Tracking Your Range of Motion

Limited dorsiflexion (the ability to bend your ankle so your knee moves forward over your toes) is one of the most common lingering deficits after a sprain, and it increases injury risk for your knee and Achilles tendon as well.

The weight-bearing lunge test is a simple way to monitor progress. Face a wall, place your injured foot a few inches back, and lunge your knee toward the wall while keeping your heel flat. Move the foot farther back until your heel just starts to lift. Measure the distance from your big toe to the wall. Less than 9 to 10 centimeters is considered restricted. Healthy ankles typically reach about 10 to 12 centimeters or more. If measured in degrees, healthy subjects average around 50 to 51 degrees of dorsiflexion, while restricted ankles sit closer to 39 degrees.

Test both ankles. Your goal is to match the uninjured side. Calf stretching and gentle mobilization exercises (like the lunge itself, performed as a slow stretch) help close the gap.

When You’re Ready for Running and Sport

Returning to high-impact activity before the ankle is ready is the fastest route to re-injury. Sports medicine clinics use a few objective benchmarks to clear athletes, and you can apply simplified versions yourself.

The hop test compares distance between your injured and uninjured sides. Try single-leg hops for distance or crossover hops along a line. You want less than a 10% difference between legs. If your good ankle hops 2 meters, your injured ankle should reach at least 1.8 meters.

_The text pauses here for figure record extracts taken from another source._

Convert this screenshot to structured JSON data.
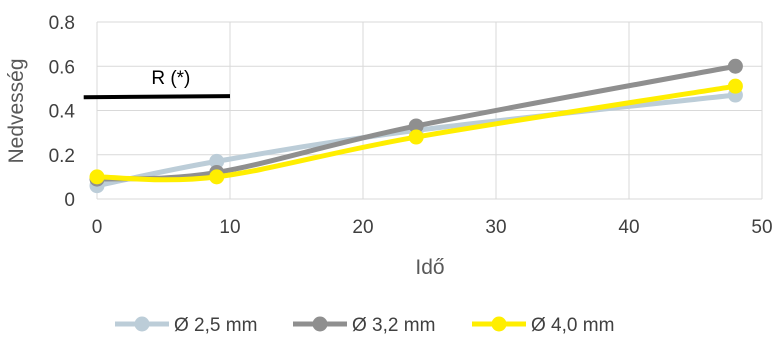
{
  "chart_data": {
    "type": "line",
    "xlabel": "Idő",
    "ylabel": "Nedvesség",
    "xlim": [
      0,
      50
    ],
    "ylim": [
      0,
      0.8
    ],
    "xticks": [
      "0",
      "10",
      "20",
      "30",
      "40",
      "50"
    ],
    "yticks": [
      "0",
      "0.2",
      "0.4",
      "0.6",
      "0.8"
    ],
    "grid": true,
    "legend_position": "bottom",
    "series": [
      {
        "name": "Ø 2,5 mm",
        "color": "#bccdd8",
        "x": [
          0,
          9,
          24,
          48
        ],
        "y": [
          0.06,
          0.17,
          0.31,
          0.47
        ]
      },
      {
        "name": "Ø 3,2 mm",
        "color": "#8f8f8f",
        "x": [
          0,
          9,
          24,
          48
        ],
        "y": [
          0.09,
          0.12,
          0.33,
          0.6
        ]
      },
      {
        "name": "Ø 4,0 mm",
        "color": "#ffee00",
        "x": [
          0,
          9,
          24,
          48
        ],
        "y": [
          0.1,
          0.1,
          0.28,
          0.51
        ]
      }
    ],
    "annotation": {
      "label": "R (*)",
      "x": [
        -1,
        10
      ],
      "y": [
        0.46,
        0.465
      ],
      "color": "#000000"
    }
  }
}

The Y-balance test involves standing on one leg and reaching the other foot as far as possible in three directions (forward, back-left, back-right). A difference of more than 4 centimeters in the forward direction between your two legs is considered a failed test.

The dorsiflexion lunge test described above should show less than a 1-centimeter difference between sides. And you should be able to complete sport-specific movements, like cutting, jumping, and landing on one foot, without pain or hesitation.

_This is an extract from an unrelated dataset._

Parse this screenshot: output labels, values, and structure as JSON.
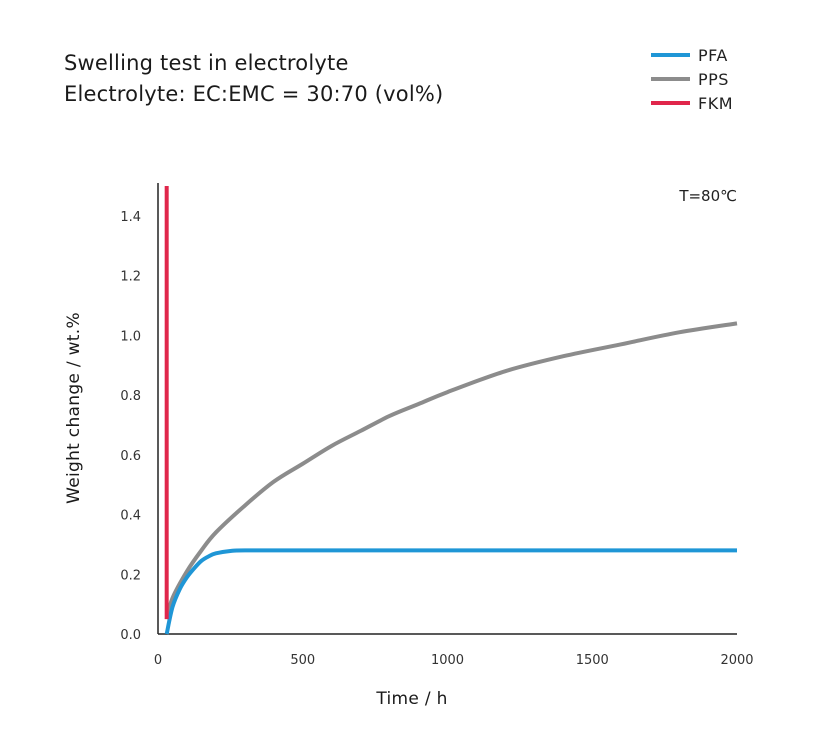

For a Grade 1 sprain, this point often arrives at 4 to 6 weeks. Grade 2 sprains may take 8 to 12 weeks. Grade 3 sprains vary widely and can take several months, especially if surgery is involved.

Preventing Chronic Instability

The statistics on chronic ankle instability are sobering enough to take rehab seriously. Continuing balance and strengthening exercises even after you feel “normal” is the single most effective preventive measure. A maintenance routine of single-leg balance work and band exercises two to three times per week takes less than 10 minutes and significantly reduces re-sprain rates.

Lace-up ankle braces or semi-rigid braces during sports can provide additional support in the first 6 to 12 months after injury, particularly for activities involving cutting or jumping. They don’t replace strengthening, but they offer a safety net while your proprioception continues to improve. Textured insoles, which provide extra sensory feedback to the sole of the foot, have also shown benefits for dynamic balance and may be worth trying during the return-to-sport phase.